Если же все это было — и ты сознательно пошел на такой разрыв, то тогда не я, а ты сделал ошибку. В результате которой мы с тобой оба многое потеряли.
И еще. Не надо деспотически упрекать меня (что ты сделал по телефону), что вот, мол, «народ гибнет, а вы с Глушковой выясняете отношения»… Это слишком грубо и недостойно твоего ума. В ответ я могу сказать, ну, допустим, такое: «народ гибнет, а вы, ребята, в ресторане «Кабанчик» жрете осетрину и запиваете шампанским» и т. д. …
Ну ладно, нет худа без добра, объяснился, написал — и легче мне стало. Не надо теперь, Саша, приглашать меня на вечера ни к белым, ни к красным, ни на Новый год; жаль мне, но, видимо, семгу мы с тобой на Мегре уже не половим… И над Личуткой-баннушкой уже не пошутим…
Разорвалась паутинка… Много ли ей надо? Эта материя слишком нематериальная… Посылаю тебе номер с чеченскими очерками, жду нового романа, наши литературно-общественные связи останутся прежними. А то, что я пишу — всего лишь невидимые миру слезы… Их больше не будет.
Станислав».
* * *На этом в нашей драме была поставлена точка. Но Глушкова оставалась верной себе. Незадолго до смерти в интервью, опубликованном в «Независимой газете», № 8 1998 г., она по-своему «отблагодарила» Александра Андреевича Проханова за все, сказав об «общественной преступности газеты «Завтра», о том, что, «в № 11 и 12 газеты «Завтра» продемонстрирована нерушимая «сплотка» всех беловых-распутиных-балашовых-личутиных-шафаревичей вокруг духовно криминализирующегося «патриотического «издания». А сам главный редактор и его заместитель — «Бондаренко и Проханов для русской культуры — то же, что Киселев и Миткова для российской государственности».
Ну что же, Александр Андреевич, поощрив Татьяну Михайловну, на другое и не мог рассчитывать. Она все-таки добилась своего и отравила мою дружбу если не с Вадимом Кожиновым, то с Александром Прохановым. Занавес закрылся. И мы с Татьяной Михайловной публично больше не вспоминали друг о друге.
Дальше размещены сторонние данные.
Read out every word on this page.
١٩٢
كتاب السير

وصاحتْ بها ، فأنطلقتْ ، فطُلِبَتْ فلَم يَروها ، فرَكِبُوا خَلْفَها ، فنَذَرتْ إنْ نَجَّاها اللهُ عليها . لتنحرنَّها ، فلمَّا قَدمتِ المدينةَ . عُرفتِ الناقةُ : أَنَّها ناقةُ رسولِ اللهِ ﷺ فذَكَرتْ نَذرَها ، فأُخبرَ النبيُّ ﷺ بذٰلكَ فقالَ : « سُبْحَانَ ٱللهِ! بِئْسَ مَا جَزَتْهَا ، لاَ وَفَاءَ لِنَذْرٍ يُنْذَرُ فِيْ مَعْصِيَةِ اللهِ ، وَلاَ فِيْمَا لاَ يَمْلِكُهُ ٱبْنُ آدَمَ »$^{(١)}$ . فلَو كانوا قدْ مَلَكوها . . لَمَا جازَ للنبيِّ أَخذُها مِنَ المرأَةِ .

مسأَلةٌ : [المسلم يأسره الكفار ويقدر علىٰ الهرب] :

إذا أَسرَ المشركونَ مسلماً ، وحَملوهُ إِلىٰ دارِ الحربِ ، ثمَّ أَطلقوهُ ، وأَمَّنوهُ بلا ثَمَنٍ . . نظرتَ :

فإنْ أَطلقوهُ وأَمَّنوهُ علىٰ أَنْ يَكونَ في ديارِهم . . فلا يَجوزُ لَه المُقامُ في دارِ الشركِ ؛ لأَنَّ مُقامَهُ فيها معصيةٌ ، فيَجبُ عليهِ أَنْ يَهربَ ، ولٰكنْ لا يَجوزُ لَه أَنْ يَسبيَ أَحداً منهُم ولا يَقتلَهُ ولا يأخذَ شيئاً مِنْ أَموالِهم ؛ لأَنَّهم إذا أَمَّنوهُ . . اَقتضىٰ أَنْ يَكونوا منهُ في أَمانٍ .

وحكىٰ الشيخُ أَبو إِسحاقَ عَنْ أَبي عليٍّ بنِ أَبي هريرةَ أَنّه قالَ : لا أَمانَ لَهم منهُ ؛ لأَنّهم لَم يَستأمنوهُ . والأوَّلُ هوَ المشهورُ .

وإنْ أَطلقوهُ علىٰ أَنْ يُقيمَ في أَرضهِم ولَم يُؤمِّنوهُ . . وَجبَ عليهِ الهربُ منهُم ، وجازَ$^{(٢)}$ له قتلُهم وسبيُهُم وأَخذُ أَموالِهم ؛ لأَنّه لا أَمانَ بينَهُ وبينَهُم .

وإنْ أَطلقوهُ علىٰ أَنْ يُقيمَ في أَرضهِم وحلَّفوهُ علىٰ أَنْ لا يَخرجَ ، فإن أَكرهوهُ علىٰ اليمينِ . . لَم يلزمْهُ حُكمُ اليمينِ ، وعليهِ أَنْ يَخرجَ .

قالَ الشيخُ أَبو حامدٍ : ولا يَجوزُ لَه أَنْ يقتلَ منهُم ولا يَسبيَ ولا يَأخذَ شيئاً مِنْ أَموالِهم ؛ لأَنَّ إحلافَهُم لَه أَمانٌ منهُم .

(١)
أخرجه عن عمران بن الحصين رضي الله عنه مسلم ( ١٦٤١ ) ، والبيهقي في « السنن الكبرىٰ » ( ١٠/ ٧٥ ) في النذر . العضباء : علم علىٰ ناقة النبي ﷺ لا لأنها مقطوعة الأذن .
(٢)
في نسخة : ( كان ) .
Отпевали мы ее в январе 2001 года, в храме Большого Вознесенья… Народу было не очень много, но пришли все, кто так или иначе был связан в жизни с этой незаурядной женщиной, русской Кассандрой, неукротимой воительницей из той породы женщин, откуда вышла Марфа-посадница, Орлеанская Дева, Леди Макбет, Марина Цветаева…
Можно только пожалеть наши мятущиеся души, отразившие русскую трагедию, отравленные воздухом ненависти, розни и раскола.
Пожалеть и вспомнить: «Не судите — да не судимы будете»…
В такие времена Пушкин пишет письмо Чаадаеву, Белинский— Гоголю, Клюев отшатывается от Есенина, Гиппиус не подает руки Блоку…
Я часто вспоминаю ее слова, которые она время от времени повторяла:
— Волк, придумайте, кого бы нам еще победить!..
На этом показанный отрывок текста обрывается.